Montignac diet

The Montignac diet is a weight-loss diet that was popular in the 1990s, mainly in Europe. It was invented by Frenchman Michel Montignac, an international executive for the pharmaceutical industry, who, like his father, was overweight in his youth. His method is aimed at people wishing to lose weight efficiently and lastingly, reduce risks of heart failure, and prevent diabetes.

Carbohydrate-rich foods are classified according to glycemic index (GI), a ranking system for carbohydrates based on their effect on blood glucose levels after meals. High-GI carbohydrates are considered "bad" (with the exception of those foodstuffs like carrots that, even though they have high GIs, have a quite low carbohydrate content and should not significantly affect blood sugar levels).

"Bad carbohydrates", such as those in sweets, potatoes, rice, and white bread, may not be taken together with fats, especially during Phase 1 of the Method. According to Montignac's theory, these combinations will lead to the fats in the food being stored as body fat. Some kinds of pasta, such as "al dente" durum wheat spaghetti, some varieties of rice, such as long-grain Basmati, whole grains and foods rich in fiber, have a not so high GI.

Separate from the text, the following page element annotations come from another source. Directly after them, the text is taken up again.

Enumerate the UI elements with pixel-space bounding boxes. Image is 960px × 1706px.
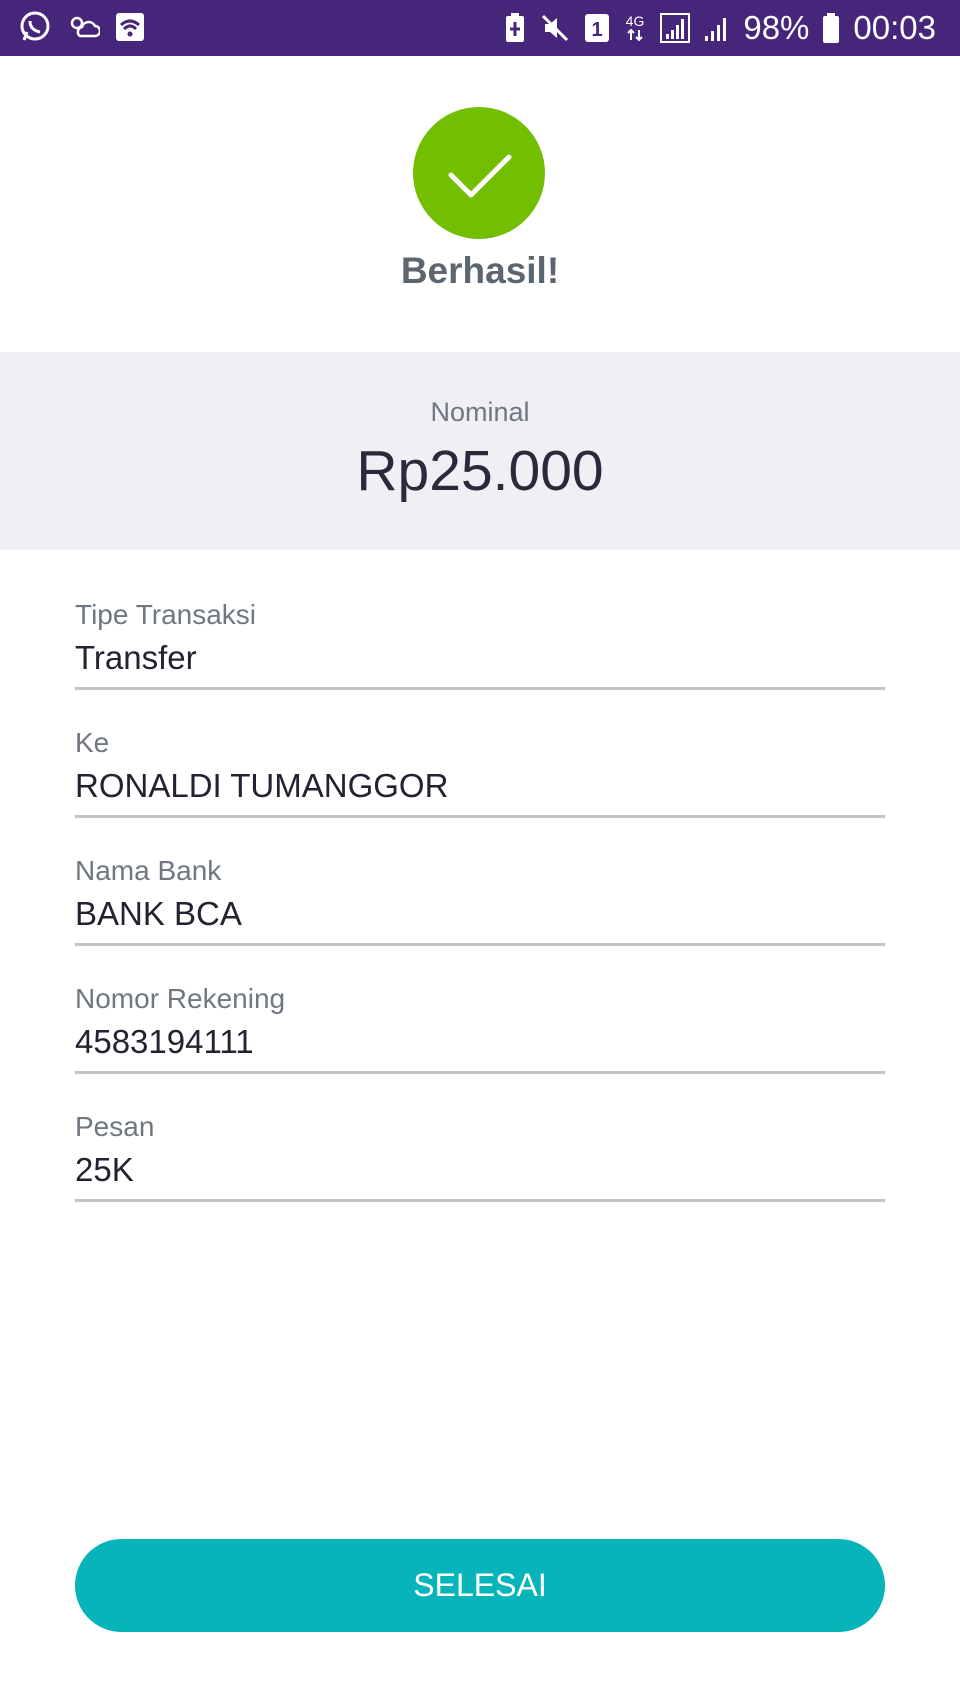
nominal-panel: Nominal Rp25.000 (0, 352, 960, 550)
field-bank-name: Nama Bank BANK BCA (75, 855, 885, 946)
battery-percent: 98% (743, 9, 810, 46)
field-message: Pesan 25K (75, 1111, 885, 1202)
field-transaction-type: Tipe Transaksi Transfer (75, 599, 885, 690)
signal-2-icon (703, 12, 731, 44)
field-value: Transfer (75, 639, 197, 676)
svg-text:1: 1 (592, 19, 603, 41)
done-button[interactable]: SELESAI (75, 1539, 885, 1632)
nominal-label: Nominal (430, 397, 530, 427)
field-value: BANK BCA (75, 895, 242, 932)
field-value: 4583194111 (75, 1023, 254, 1060)
success-title: Berhasil! (400, 250, 560, 291)
svg-text:4G: 4G (626, 13, 645, 29)
field-label: Pesan (75, 1111, 155, 1142)
field-value: 25K (75, 1151, 134, 1188)
field-value: RONALDI TUMANGGOR (75, 767, 449, 804)
wifi-icon (114, 11, 146, 43)
weather-icon (66, 10, 100, 44)
sim-1-icon: 1 (583, 12, 611, 44)
field-account-number: Nomor Rekening 4583194111 (75, 983, 885, 1074)
field-recipient: Ke RONALDI TUMANGGOR (75, 727, 885, 818)
whatsapp-icon (18, 10, 52, 44)
status-bar: 1 4G 98% 00:03 (0, 0, 960, 56)
field-label: Nama Bank (75, 855, 222, 886)
mute-icon (539, 12, 571, 44)
field-label: Ke (75, 727, 110, 758)
network-4g-icon: 4G (623, 12, 647, 44)
check-icon (448, 154, 512, 198)
battery-icon (821, 12, 841, 44)
signal-icon (659, 12, 691, 44)
status-bar-right: 1 4G 98% 00:03 (503, 8, 936, 48)
field-label: Tipe Transaksi (75, 599, 257, 630)
nominal-amount: Rp25.000 (356, 439, 604, 503)
status-bar-left (18, 10, 146, 44)
success-badge (413, 107, 545, 239)
field-label: Nomor Rekening (75, 983, 286, 1014)
battery-saver-icon (503, 12, 527, 44)
clock: 00:03 (853, 9, 936, 46)
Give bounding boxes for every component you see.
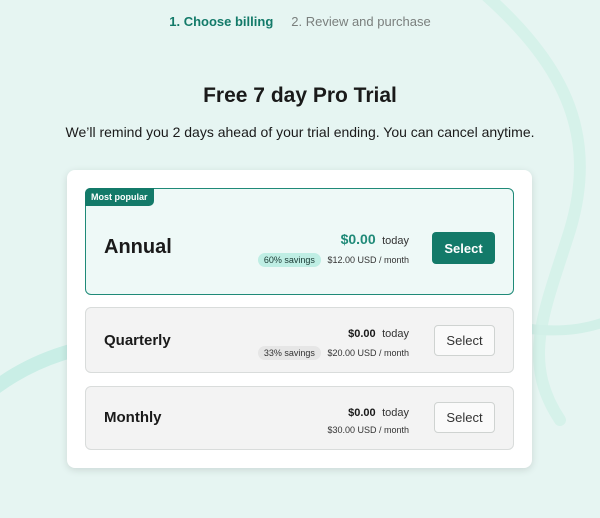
per-month-price: $30.00 USD / month (327, 425, 409, 435)
price-block: $0.00 today 33% savings $20.00 USD / mon… (257, 324, 409, 360)
price-amount: $0.00 (340, 231, 376, 247)
price-block: $0.00 today 60% savings $12.00 USD / mon… (257, 231, 409, 267)
most-popular-badge: Most popular (85, 188, 154, 206)
savings-badge: 60% savings (257, 253, 321, 267)
price-amount: $0.00 (348, 328, 376, 340)
per-month-price: $12.00 USD / month (327, 255, 409, 265)
select-monthly-button[interactable]: Select (434, 402, 495, 433)
price-suffix: today (382, 328, 409, 340)
price-suffix: today (382, 407, 409, 419)
stepper: 1. Choose billing 2. Review and purchase (0, 14, 600, 29)
step-review-purchase[interactable]: 2. Review and purchase (291, 14, 430, 29)
savings-badge: 33% savings (257, 346, 321, 360)
billing-options-card: Most popular Annual $0.00 today 60% savi… (67, 170, 532, 468)
plan-name: Annual (104, 236, 172, 258)
plan-quarterly[interactable]: Quarterly $0.00 today 33% savings $20.00… (85, 307, 514, 373)
select-quarterly-button[interactable]: Select (434, 325, 495, 356)
page-title: Free 7 day Pro Trial (203, 84, 397, 107)
plan-name: Monthly (104, 409, 162, 426)
per-month-price: $20.00 USD / month (327, 348, 409, 358)
plan-monthly[interactable]: Monthly $0.00 today $30.00 USD / month S… (85, 386, 514, 450)
plan-name: Quarterly (104, 332, 171, 349)
step-choose-billing[interactable]: 1. Choose billing (169, 14, 273, 29)
price-block: $0.00 today $30.00 USD / month (327, 403, 409, 435)
plan-annual[interactable]: Most popular Annual $0.00 today 60% savi… (85, 188, 514, 295)
select-annual-button[interactable]: Select (432, 232, 495, 264)
price-amount: $0.00 (348, 407, 376, 419)
page-subtitle: We’ll remind you 2 days ahead of your tr… (65, 124, 535, 140)
price-suffix: today (382, 235, 409, 247)
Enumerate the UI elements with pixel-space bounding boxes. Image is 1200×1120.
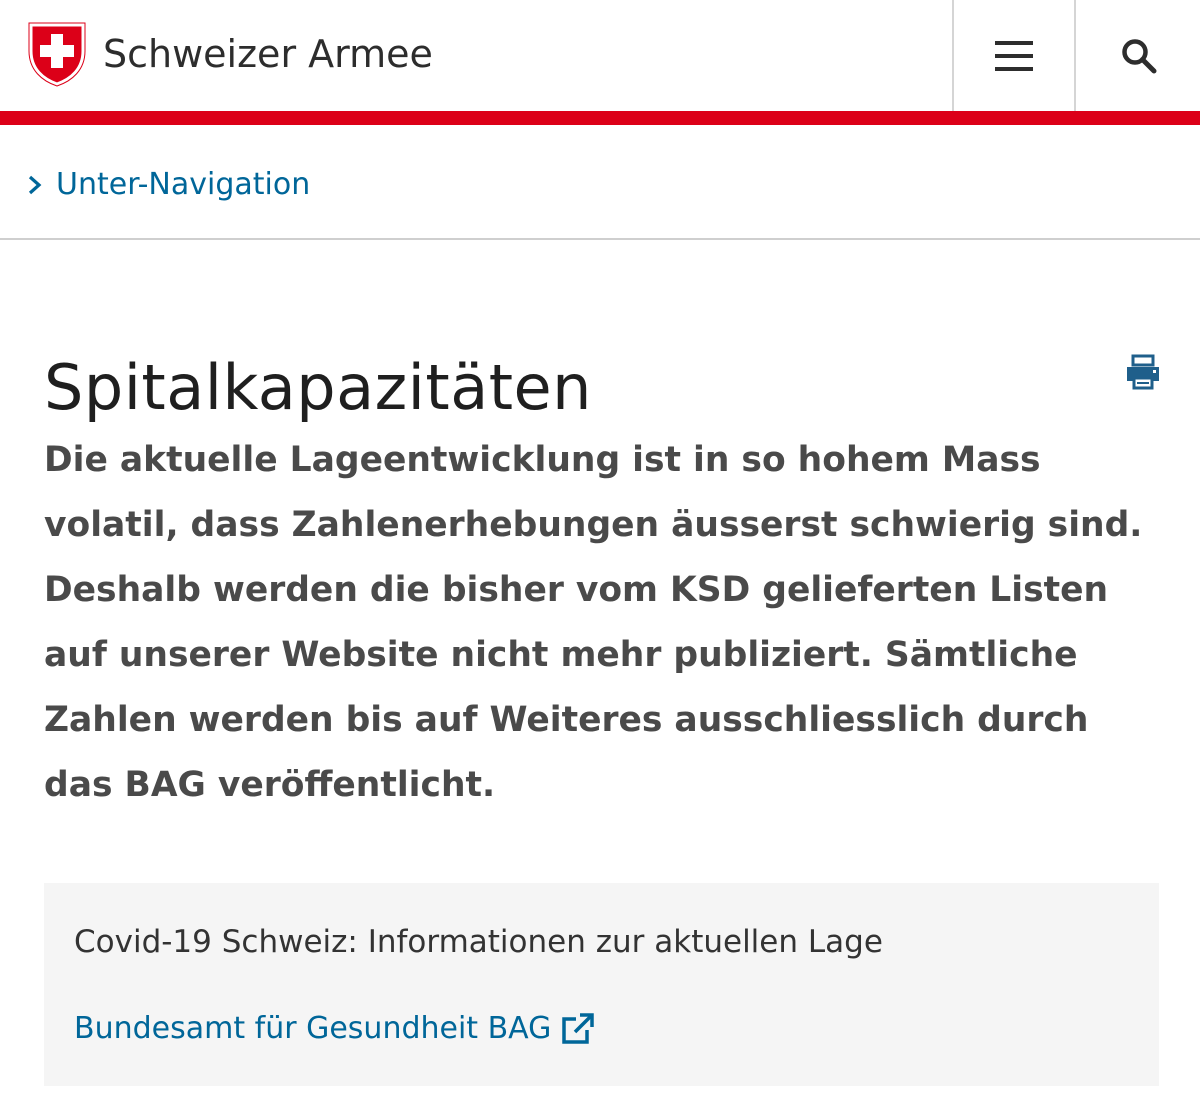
- print-icon: [1127, 354, 1159, 390]
- header-accent-bar: [0, 111, 1200, 125]
- info-box-text: Covid-19 Schweiz: Informationen zur aktu…: [74, 924, 883, 960]
- search-button[interactable]: [1078, 0, 1200, 111]
- swiss-shield-icon[interactable]: [27, 21, 87, 87]
- sub-navigation-label: Unter-Navigation: [56, 167, 311, 202]
- info-box: Covid-19 Schweiz: Informationen zur aktu…: [44, 883, 1159, 1086]
- site-header: Schweizer Armee: [0, 0, 1200, 111]
- page-title: Spitalkapazitäten: [44, 351, 592, 424]
- lead-paragraph: Die aktuelle Lageentwicklung ist in so h…: [44, 440, 1143, 805]
- hamburger-menu-icon: [995, 40, 1033, 71]
- print-button[interactable]: [1124, 353, 1162, 391]
- sub-navigation-toggle[interactable]: Unter-Navigation: [26, 165, 310, 205]
- external-link-icon: [562, 1013, 595, 1044]
- sub-navigation: Unter-Navigation: [0, 125, 1200, 240]
- bag-link-label: Bundesamt für Gesundheit BAG: [74, 1011, 552, 1046]
- bag-link[interactable]: Bundesamt für Gesundheit BAG: [74, 1007, 595, 1051]
- chevron-right-icon: [28, 175, 42, 195]
- search-icon: [1122, 38, 1157, 73]
- brand-name[interactable]: Schweizer Armee: [103, 26, 433, 82]
- page: Schweizer Armee Unter-Navigation Spitalk…: [0, 0, 1200, 1120]
- menu-button[interactable]: [952, 0, 1076, 111]
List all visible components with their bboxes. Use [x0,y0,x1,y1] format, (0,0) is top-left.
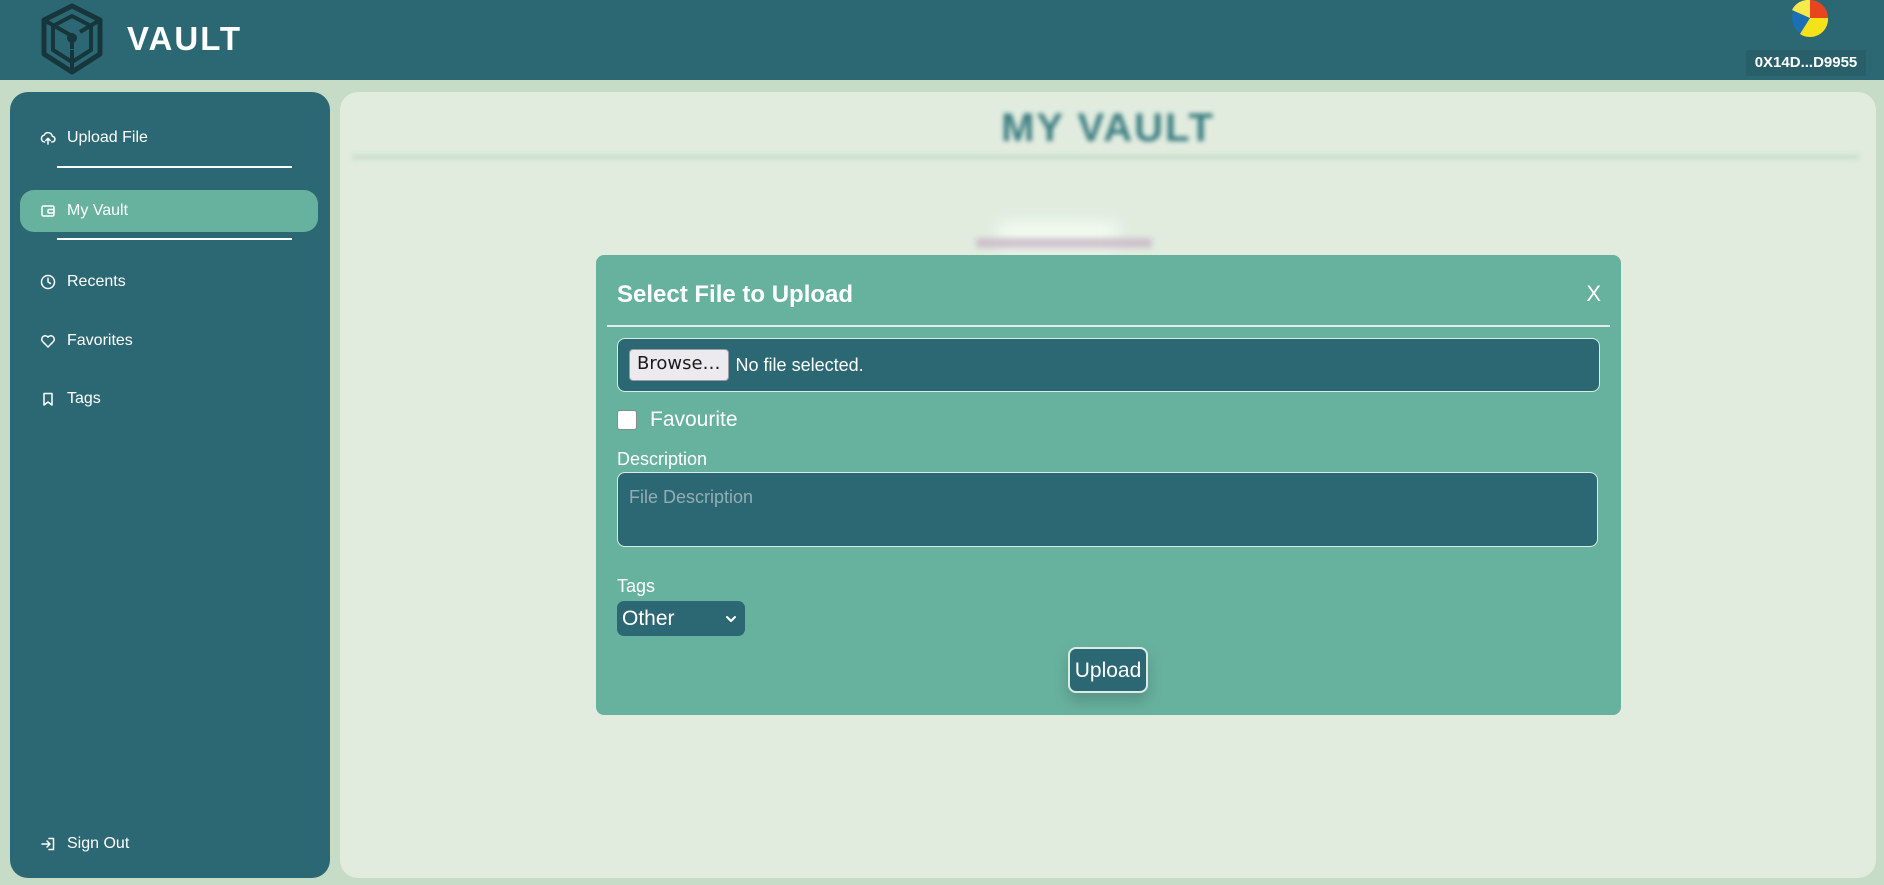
sidebar-item-label: Recents [67,273,126,290]
description-input[interactable] [617,472,1598,547]
sidebar-item-favorites[interactable]: Favorites [20,320,318,362]
cloud-upload-icon [40,130,56,146]
sign-out-button[interactable]: Sign Out [20,823,318,865]
description-label: Description [617,449,708,469]
favourite-checkbox[interactable] [617,410,637,430]
clock-icon [40,274,56,290]
upload-button[interactable]: Upload [1068,647,1148,693]
account-avatar-icon[interactable] [1788,0,1832,40]
sign-out-label: Sign Out [67,835,130,852]
modal-divider [607,325,1610,327]
chevron-down-icon [726,616,736,622]
close-button[interactable]: X [1586,281,1601,307]
tags-selected-value: Other [622,606,675,630]
blurred-content [976,238,1152,248]
sidebar: Upload File My Vault Recents Favorites T… [10,92,330,878]
account-address: 0X14D...D9955 [1746,50,1866,76]
file-status-text: No file selected. [735,354,864,375]
app-title: VAULT [127,20,243,57]
title-divider [352,154,1860,160]
browse-button[interactable]: Browse… [629,349,729,381]
modal-title: Select File to Upload [617,281,854,308]
favourite-label: Favourite [650,408,738,431]
sidebar-item-upload-file[interactable]: Upload File [20,117,318,159]
bookmark-icon [40,391,56,407]
sidebar-item-label: Tags [67,390,101,407]
sidebar-item-label: My Vault [67,202,129,219]
tags-label: Tags [617,576,656,596]
sidebar-item-tags[interactable]: Tags [20,378,318,420]
favourite-row: Favourite [617,408,738,432]
vault-logo-icon [41,3,103,75]
sidebar-item-label: Upload File [67,129,148,146]
sidebar-divider [57,166,292,168]
upload-modal: Select File to Upload X Browse… No file … [596,255,1621,715]
sidebar-item-my-vault[interactable]: My Vault [20,190,318,232]
sidebar-item-recents[interactable]: Recents [20,261,318,303]
sign-out-icon [40,836,56,852]
top-bar: VAULT 0X14D...D9955 [0,0,1884,80]
sidebar-item-label: Favorites [67,332,133,349]
account-widget[interactable]: 0X14D...D9955 [1746,0,1866,80]
tags-select[interactable]: Other [617,601,745,636]
wallet-icon [40,203,56,219]
heart-icon [40,333,56,349]
file-input[interactable]: Browse… No file selected. [617,338,1600,392]
sidebar-divider [57,238,292,240]
page-title: MY VAULT [1001,106,1215,150]
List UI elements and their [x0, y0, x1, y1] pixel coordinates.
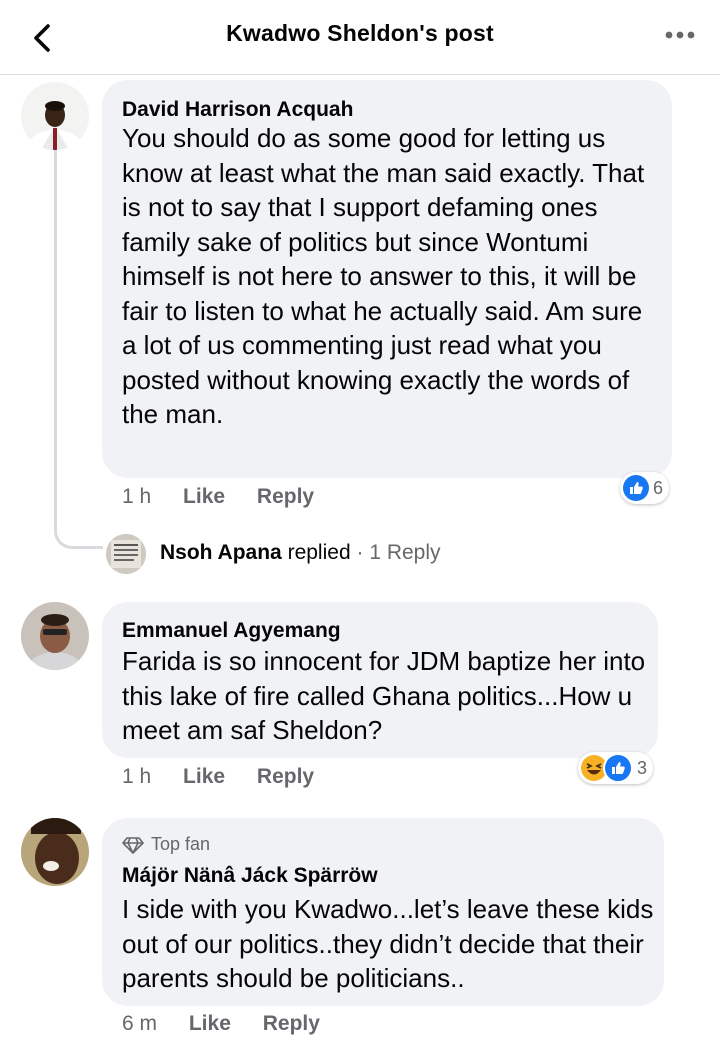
thread-connector: [54, 150, 103, 549]
comment-author[interactable]: Emmanuel Agyemang: [122, 619, 341, 643]
replier-name[interactable]: Nsoh Apana: [160, 541, 282, 564]
badge-label: Top fan: [151, 834, 211, 854]
comment-bubble[interactable]: Top fan Májör Nänâ Jáck Spärröw I side w…: [102, 818, 664, 1006]
more-horizontal-icon: [665, 31, 695, 39]
page-title: Kwadwo Sheldon's post: [226, 20, 494, 46]
more-options-button[interactable]: [660, 20, 700, 50]
reply-button[interactable]: Reply: [257, 485, 314, 508]
like-reaction-icon: [623, 475, 649, 501]
top-fan-badge: Top fan: [122, 834, 210, 855]
comment-time: 1 h: [122, 765, 152, 788]
comment-time: 1 h: [122, 485, 152, 508]
replied-verb: replied: [287, 541, 351, 564]
like-button[interactable]: Like: [183, 485, 225, 508]
replies-summary[interactable]: Nsoh Apana replied · 1 Reply: [160, 541, 441, 565]
comment-author[interactable]: David Harrison Acquah: [122, 98, 353, 122]
avatar[interactable]: [21, 602, 89, 670]
view-replies-link[interactable]: 1 Reply: [369, 541, 440, 564]
comment-text: You should do as some good for letting u…: [122, 123, 645, 429]
comment-author[interactable]: Májör Nänâ Jáck Spärröw: [122, 864, 378, 888]
reply-button[interactable]: Reply: [257, 765, 314, 788]
comment-bubble[interactable]: David Harrison Acquah You should do as s…: [102, 80, 672, 478]
separator-dot: ·: [356, 541, 364, 564]
comment-actions: 1 h Like Reply: [122, 765, 314, 789]
reaction-summary[interactable]: 6: [620, 472, 670, 504]
like-reaction-icon: [603, 753, 633, 783]
replier-avatar[interactable]: [106, 534, 146, 574]
comment-time: 6 m: [122, 1012, 158, 1035]
like-button[interactable]: Like: [183, 765, 225, 788]
like-button[interactable]: Like: [189, 1012, 231, 1035]
reaction-count: 6: [653, 477, 664, 498]
diamond-icon: [122, 836, 144, 854]
comment-bubble[interactable]: Emmanuel Agyemang Farida is so innocent …: [102, 602, 658, 758]
avatar[interactable]: [21, 818, 89, 886]
reaction-summary[interactable]: 3: [578, 752, 654, 784]
reaction-count: 3: [637, 757, 648, 778]
top-bar: Kwadwo Sheldon's post: [0, 0, 720, 75]
comment-text: Farida is so innocent for JDM baptize he…: [122, 646, 646, 745]
comment-actions: 1 h Like Reply: [122, 485, 314, 509]
reply-button[interactable]: Reply: [263, 1012, 320, 1035]
comment-text: I side with you Kwadwo...let’s leave the…: [122, 894, 654, 993]
comment-actions: 6 m Like Reply: [122, 1012, 320, 1036]
avatar[interactable]: [21, 82, 89, 150]
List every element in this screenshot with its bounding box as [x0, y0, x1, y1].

Besides, the quality of fat foods depends on the nature of their fatty acids: polyunsaturated omega 3 acids (fish fat) as well as monounsaturated fatty acids (olive oil) are the best choice, while saturated fatty acids (butter, fat meats) are to be limited. Fried foods and cooked butter should be avoided.

The Montignac Method is divided into two phases.

Phase I: the weight-losing phase. This phase consists chiefly of eating the appropriate carbs, namely those with glycemic index ranked at 35 or lower (pure glucose is 100). A higher protein intake, such as 1.3-1,5 grams per kg of body weight, especially from fish and legumes, can help weight-lose, but people with kidney disease should ask their doctor.

Phase II: stabilization and prevention phase. Montignac states on his website that we "can even enhance our ability to choose by applying a new concept, the glycemic outcome (synthesis between glycemic index and pure carbohydrate content) and the blood sugar levels which result from the meals. Under these conditions, we can eat whatever carbohydrate we want, even those with high glycemic indexes".

In his books, Montignac also provides a good number of filling French and Mediterranean style recipes. The pleasure of food and the feeling of fullness are key concepts in the Method as they are thought to help dieters to stick to the rules in the long run and not eat too much. Montignac also recommends that dieters should never miss a meal, and have between-meals snacks if that helps to eat less at meals.

Montignac's theory is disputed by nutrition experts, who claim that any calorie intake that exceeds the amount that the body needs will be converted into body fat. The scientific literature refutes the hypotheses of Montignac regarding the metabolic effects of carbohydrates and fatty acids. Critics also point out that the Glycemic Index is not easy to use, as it depends on the exact variety of the food, how it was cooked, combinations with other foods in the same meal, and so on. Despite these scientific doubts, there are other serious scientific studies which endorse this method. Montignac sold 15 million books about his diet, and his method has been made famous by the celebrities who adopted it, including Gérard Depardieu, Queen Beatrix of the Netherlands and others.